Saturday, October 08, 2005

The benefit of the doubt factor

When you give someone the benefit of the doubt what are you giving them?

The answer is time, time to deliver.

During the 2004 presidential campaign the country was starkly divided on the Iraq war. There were those for President Bush's policies in Iraq and those against them. But, the election was decided by the swing voters. The "benefit of the doubt" crowd. They gave Bush time, time to deliver.

Now, almost a year after the election, the bill is coming due. The President is desperately trying to keep the attention on the enemy and the importance of the fight in Iraq. Regardless of his effort the country is increasingly focused on his failure to deliver.

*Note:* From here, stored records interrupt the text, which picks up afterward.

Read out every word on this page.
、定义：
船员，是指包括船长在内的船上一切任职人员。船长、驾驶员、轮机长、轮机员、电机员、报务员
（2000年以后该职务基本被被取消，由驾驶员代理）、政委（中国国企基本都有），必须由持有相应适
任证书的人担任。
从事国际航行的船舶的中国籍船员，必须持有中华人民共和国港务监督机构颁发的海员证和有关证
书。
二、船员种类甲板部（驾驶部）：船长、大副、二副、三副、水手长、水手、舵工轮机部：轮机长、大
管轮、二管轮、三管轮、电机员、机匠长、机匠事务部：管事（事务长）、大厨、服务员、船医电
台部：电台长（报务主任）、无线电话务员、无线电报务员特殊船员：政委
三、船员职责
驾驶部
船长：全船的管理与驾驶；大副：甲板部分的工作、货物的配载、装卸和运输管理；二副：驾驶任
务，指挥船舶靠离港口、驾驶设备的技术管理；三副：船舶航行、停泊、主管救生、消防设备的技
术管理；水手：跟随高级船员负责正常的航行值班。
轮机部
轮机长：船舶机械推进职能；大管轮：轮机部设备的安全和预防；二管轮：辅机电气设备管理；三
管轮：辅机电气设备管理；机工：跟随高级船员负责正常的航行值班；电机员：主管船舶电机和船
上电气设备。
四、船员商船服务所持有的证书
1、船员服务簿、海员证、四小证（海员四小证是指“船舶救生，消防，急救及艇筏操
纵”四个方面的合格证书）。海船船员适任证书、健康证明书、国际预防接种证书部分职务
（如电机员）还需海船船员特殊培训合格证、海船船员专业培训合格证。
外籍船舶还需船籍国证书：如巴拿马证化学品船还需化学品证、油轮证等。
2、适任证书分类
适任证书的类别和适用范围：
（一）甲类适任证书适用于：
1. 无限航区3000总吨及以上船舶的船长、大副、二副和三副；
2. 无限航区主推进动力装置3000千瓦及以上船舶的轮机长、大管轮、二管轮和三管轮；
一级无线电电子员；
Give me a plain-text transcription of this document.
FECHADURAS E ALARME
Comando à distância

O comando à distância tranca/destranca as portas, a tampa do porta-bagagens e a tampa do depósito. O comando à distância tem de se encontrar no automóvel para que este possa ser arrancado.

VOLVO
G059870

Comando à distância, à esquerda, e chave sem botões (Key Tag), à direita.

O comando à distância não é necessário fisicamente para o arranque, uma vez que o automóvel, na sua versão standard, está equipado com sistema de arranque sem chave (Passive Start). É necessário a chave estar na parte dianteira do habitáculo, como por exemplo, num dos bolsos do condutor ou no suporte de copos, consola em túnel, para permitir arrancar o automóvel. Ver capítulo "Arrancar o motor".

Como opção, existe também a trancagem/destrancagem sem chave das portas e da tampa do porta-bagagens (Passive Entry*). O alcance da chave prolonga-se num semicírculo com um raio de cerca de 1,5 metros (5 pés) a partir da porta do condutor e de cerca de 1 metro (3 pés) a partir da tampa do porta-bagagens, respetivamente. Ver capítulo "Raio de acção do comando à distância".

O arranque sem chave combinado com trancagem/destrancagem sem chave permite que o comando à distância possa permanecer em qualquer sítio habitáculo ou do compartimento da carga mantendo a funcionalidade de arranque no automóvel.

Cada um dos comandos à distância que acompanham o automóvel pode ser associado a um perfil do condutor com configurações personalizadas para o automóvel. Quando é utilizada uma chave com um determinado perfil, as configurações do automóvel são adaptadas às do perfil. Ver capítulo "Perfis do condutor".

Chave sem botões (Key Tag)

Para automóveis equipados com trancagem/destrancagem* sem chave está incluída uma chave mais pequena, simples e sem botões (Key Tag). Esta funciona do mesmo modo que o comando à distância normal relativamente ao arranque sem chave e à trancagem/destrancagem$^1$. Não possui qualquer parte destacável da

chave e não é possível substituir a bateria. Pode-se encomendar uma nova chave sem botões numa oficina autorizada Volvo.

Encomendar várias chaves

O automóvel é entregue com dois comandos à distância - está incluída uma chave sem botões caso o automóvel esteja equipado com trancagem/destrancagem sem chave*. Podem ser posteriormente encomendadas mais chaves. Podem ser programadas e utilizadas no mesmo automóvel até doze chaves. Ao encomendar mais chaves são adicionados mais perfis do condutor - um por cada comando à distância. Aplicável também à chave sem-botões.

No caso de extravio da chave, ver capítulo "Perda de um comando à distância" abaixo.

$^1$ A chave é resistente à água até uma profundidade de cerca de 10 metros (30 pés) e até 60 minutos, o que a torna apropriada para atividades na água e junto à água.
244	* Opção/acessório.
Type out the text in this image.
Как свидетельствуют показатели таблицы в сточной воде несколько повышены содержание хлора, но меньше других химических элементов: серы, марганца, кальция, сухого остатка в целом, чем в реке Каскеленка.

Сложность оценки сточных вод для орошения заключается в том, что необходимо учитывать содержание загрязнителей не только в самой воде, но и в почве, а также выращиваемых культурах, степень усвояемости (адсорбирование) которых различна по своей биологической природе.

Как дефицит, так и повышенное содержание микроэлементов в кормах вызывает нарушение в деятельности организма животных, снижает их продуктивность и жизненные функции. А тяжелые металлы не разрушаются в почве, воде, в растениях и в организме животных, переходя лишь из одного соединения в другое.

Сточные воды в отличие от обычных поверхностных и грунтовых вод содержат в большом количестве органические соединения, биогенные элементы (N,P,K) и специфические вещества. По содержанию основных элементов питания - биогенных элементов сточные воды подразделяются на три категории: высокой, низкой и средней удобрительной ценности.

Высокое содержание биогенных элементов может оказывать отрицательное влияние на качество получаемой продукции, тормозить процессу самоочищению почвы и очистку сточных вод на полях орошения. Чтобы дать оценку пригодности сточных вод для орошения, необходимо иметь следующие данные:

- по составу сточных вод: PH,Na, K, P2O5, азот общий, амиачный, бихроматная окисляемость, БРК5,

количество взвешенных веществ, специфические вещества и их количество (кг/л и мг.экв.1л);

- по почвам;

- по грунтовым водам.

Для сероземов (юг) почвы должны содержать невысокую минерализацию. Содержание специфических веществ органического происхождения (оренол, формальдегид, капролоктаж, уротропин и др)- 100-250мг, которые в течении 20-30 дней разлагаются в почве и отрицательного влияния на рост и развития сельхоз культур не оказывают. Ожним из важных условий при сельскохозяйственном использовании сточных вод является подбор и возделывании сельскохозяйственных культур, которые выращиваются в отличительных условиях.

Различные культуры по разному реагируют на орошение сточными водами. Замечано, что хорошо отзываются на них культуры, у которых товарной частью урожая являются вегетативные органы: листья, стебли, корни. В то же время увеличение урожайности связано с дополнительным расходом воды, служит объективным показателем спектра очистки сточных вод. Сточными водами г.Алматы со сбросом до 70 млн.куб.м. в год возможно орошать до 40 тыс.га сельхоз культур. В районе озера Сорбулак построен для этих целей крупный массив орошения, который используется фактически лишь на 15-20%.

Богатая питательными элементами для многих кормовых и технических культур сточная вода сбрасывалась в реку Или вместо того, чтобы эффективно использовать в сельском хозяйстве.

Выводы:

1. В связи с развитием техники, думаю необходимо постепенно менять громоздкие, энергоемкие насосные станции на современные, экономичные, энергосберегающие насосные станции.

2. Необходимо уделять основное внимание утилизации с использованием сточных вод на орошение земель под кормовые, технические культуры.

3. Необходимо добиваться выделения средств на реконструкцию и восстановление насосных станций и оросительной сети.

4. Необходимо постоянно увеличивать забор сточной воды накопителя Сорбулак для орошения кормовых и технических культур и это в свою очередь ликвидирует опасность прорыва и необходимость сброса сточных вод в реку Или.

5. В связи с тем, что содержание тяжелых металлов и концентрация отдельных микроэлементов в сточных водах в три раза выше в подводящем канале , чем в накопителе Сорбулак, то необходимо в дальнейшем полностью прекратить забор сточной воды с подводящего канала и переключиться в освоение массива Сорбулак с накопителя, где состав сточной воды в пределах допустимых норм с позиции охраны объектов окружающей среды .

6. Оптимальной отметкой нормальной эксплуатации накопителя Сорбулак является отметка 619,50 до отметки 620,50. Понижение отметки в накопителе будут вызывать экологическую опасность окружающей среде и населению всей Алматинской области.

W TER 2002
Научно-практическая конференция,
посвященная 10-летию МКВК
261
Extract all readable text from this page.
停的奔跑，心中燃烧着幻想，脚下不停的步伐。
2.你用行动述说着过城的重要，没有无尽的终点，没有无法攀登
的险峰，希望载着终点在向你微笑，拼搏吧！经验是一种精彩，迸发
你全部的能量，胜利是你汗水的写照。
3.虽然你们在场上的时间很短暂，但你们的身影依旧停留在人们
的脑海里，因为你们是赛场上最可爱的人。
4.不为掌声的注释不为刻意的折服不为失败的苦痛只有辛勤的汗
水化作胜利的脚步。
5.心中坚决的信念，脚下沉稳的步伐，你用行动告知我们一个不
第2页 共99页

The resulting political situation is an apparent disconnect. The American people want to hear about a shift, they want a change in tactics, a bold leadership move. Bush, however, cannot deliver anything like this. He has painted himself into a corner. In order to satisfy the public he would have to appear before Congress to request troops, money, and support for a change in strategy. This would be and admittance of failure and he is to arrogant for that. So he is forced to pretend what he is doing now is working.

He is fooling no one. Or, more truthfully, he is fooling no one who isn't in love with him anyway. So the public perceives a disconnect. While Bush must give big speeches about how horrible the enemy is and how hard the fight will be, the American people tune in to hear "we are changing our strategy in Iraq and this is what we are going to do". Hence the frustration. The more he talks around what needs to be said the lower his Iraq poll numbers will fall.